Probablemente Pedro Sánchez nunca pensó, tras ser aplastado por la marea azul en las últimas elecciones municipales, que solo unos meses después se iba a encontrar liderando al mundo occidental en la relación de este con el presidente Zelenski. Ni que sería el anfitrión de la mayor parte de los líderes europeos en el marco impresionante de la Alhambra. Ni que se encontraría a un paso de ser investido presidente del Gobierno para los próximos cuatro años.
No, eso seguro que no lo pensó cuando, aquella noche, durmió sabiendo que casi todo el poder autonómico y gran parte del municipal desaparecía del control socialista. Pero su apuesta en principio irresponsable y también brillante de adelantar las elecciones generales, junto al desastre estratégico de la derecha, que tenía que hacer muy poco para barrer electoralmente a un PSOE hundido y sin embargo no lo hizo y, sobre todo, su capacidad para negociarlo todo, lo negociable y lo innegociable, le han conducido a una situación insólita: como acaba de revelarse en Granada, a pesar de todo, a pesar de sus incongruencias y sus inconsistencias, nunca ha estado más fuerte.
Desde luego eso parece, al verlo sonriendo rodeado de los grandes líderes europeos, y con el mundo atento a su decisión sobre el incremento de la ayuda a Ucrania. En su tiempo libre, hasta ha sido capaz de maniobrar para que España organice otro Mundial de fútbol en 2030. Sin duda, el líder de los socialistas aspira, y quizá ya se ve, presidente del Gobierno español en 2030, sea lo que sea España ese año.

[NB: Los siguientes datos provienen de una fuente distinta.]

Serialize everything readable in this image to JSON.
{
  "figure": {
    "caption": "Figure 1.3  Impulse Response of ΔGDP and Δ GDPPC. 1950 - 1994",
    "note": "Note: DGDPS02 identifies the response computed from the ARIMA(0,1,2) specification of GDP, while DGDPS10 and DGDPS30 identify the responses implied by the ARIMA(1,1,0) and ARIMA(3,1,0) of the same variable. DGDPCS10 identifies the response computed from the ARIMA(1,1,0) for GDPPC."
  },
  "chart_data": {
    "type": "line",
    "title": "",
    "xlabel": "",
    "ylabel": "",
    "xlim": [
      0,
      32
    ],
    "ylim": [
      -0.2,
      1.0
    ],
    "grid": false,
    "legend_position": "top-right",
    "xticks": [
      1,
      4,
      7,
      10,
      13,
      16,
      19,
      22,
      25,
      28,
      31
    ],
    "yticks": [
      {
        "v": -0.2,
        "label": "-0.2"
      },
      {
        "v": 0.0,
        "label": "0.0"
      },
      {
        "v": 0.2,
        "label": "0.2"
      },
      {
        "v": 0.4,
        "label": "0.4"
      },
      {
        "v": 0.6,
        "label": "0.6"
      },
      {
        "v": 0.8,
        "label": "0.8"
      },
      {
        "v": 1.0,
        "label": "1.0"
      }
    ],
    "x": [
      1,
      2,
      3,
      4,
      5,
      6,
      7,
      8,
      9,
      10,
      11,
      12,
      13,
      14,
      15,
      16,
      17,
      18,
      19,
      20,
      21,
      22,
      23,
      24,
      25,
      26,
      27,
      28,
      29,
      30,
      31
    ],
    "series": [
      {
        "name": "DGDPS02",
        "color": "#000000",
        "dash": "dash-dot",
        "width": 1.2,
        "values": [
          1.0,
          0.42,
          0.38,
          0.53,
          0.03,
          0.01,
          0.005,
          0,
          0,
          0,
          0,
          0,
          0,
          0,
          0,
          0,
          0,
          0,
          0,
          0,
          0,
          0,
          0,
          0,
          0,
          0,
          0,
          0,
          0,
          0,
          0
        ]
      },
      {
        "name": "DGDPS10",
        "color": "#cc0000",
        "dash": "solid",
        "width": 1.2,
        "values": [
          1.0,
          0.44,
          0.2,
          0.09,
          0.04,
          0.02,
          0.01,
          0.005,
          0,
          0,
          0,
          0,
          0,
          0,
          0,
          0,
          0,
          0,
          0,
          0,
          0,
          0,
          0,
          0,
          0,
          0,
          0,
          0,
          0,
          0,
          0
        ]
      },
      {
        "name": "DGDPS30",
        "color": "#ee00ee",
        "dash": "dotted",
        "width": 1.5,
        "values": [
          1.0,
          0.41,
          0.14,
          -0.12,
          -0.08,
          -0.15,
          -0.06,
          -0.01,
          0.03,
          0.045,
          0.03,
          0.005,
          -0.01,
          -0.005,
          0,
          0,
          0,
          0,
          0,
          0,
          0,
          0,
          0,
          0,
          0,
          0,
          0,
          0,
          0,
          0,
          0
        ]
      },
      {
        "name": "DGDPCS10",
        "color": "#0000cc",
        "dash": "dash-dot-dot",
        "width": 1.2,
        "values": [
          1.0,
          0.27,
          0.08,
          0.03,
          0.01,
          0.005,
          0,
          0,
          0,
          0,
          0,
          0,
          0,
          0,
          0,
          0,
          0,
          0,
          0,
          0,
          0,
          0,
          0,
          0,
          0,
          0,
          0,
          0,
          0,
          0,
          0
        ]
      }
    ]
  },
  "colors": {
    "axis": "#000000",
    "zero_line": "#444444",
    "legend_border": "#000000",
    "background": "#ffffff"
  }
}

Luis Rubiales tampoco pensó, ni se le pudo pasar por la cabeza, que, cuando sonó el pitido final del campeonato del mundo en Australia, sería ese silbato el último que escucharía como presidente del fútbol español. La selección que él presidía acababa de proclamarse campeona del mundo. Por muy desafortunada que fuera su gestión, por muy prepotente que hubiera sido su actitud, por muy arrogante que se haya mostrado siempre, algo debió contribuir el expresidente de la RFEF al título mundialista de nuestras jugadoras.
Por eso, y por todo lo demás, nunca supuso, seguro que no, cómo iba a hacerlo, que las chicas le iban a echar a patadas a él y a buena parte de sus mandados en la RFEF solo unos días después de aquella noche, y mucho menos imaginó que acabaría teniendo que defenderse de un posible delito que podría, quién sabe, llevarlo a la cárcel.
Pero así son las cosas: Sánchez estuvo a punto de ser devorado por la ciudadanía y ahora él está a punto de transformar el país en otro sin de verdad saber si es eso lo que desean sus votantes, y mucho menos la mayoría de los españoles. En el transcurso de ese proceso, el líder del PSOE ha normalizado la amnistía, esa que nunca dijo que defendería hasta que no le hizo falta hacerlo. Ahora ya está normalizando el referéndum, y a punto de enviar a alguien de la cúpula socialista a Waterloo, algo que hace solo unos meses parecería pasto de argumento para una estrafalaria película de Pedro Almodóvar.
Por su parte, el aún presidente de la RFEF alzó la Copa más importante del mundo y ya veía un futuro larguísimo repleto de halagos, prebendas y de caprichos. Esto va a durar mucho, se podía leer en el gesto de Rubiales cuando se cogió los testículos y levantó el puño, aquella noche. Pero no. De hecho, nunca sabe uno qué va a pasar el minuto siguiente, y eso es lo único seguro. Sin duda, que Sánchez siga en la Moncloa en 2030, cuando en Madrid o en Barcelona se dispute la final del Mundial ya no resulta, en absoluto, algo imposible. Es más, quizá sea hasta lo más probable.